Yes I not register any class, i only call the procedure inside my app, that make in the first example a aligned substraction (this is some like store space for locals vars) is a multiple of 4, in the second example I dont the same, but with a substraction that the "minuendo" is not multiple of 4, if you run the examples, the two examples are in fact equal.

The only real diference is in the number that i substracted to the esp in the second is 2E or 46 46/4 = 11.5, that missalign will cause some that I consider extrange.


Nice day or night.
Posted on 2003-12-02 14:01:01 by rea
hgb,
About the what is fast, dunno, but what is short, is: or eax, eax than cmp eax, 0.

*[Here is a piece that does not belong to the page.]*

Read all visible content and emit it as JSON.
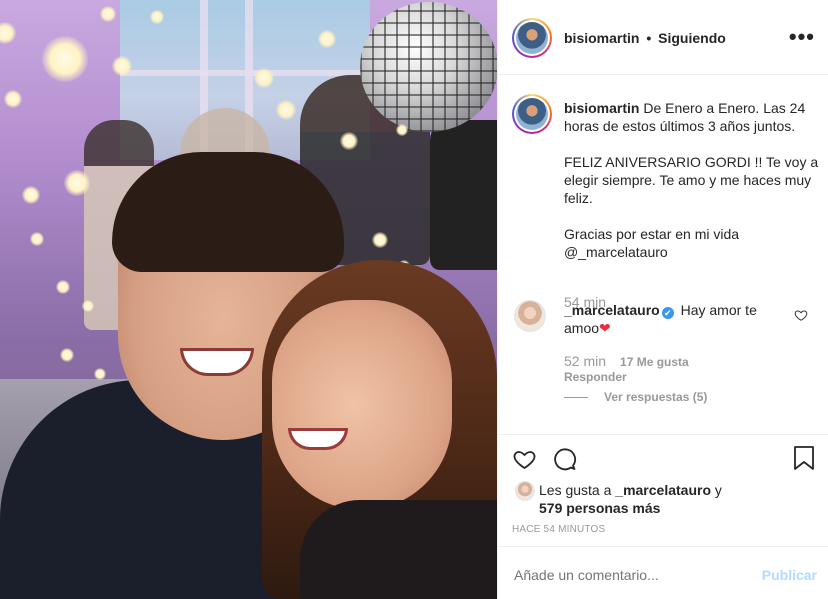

OR EAX,EAX is a two byte instruction, but it has to write the result back into EAX. That will probably make it take longer. CMP EAX,0 is a three byte instruction with no write back. CMP EAX,EBP where EBP=0 is a two byter with no write back. TEST EAX,EAX is a two byter with no write back. You make the judgement. Ratch
Posted on 2003-12-02 21:21:39 by Ratch

unaligned data.. only take more clock cycles, but what whit the stack.. the stack can take unaligned operations.. but for what win can not??? is a bug is a feature?? is a wath?? is E.T. in my comp?????

There's probably some code that, for some reason (probably efficiency?), depend on the stack being 4-byte aligned. I'd say it's a reasonable assumption to make under a 32bit os :)
Posted on 2003-12-03 03:59:17 by f0dder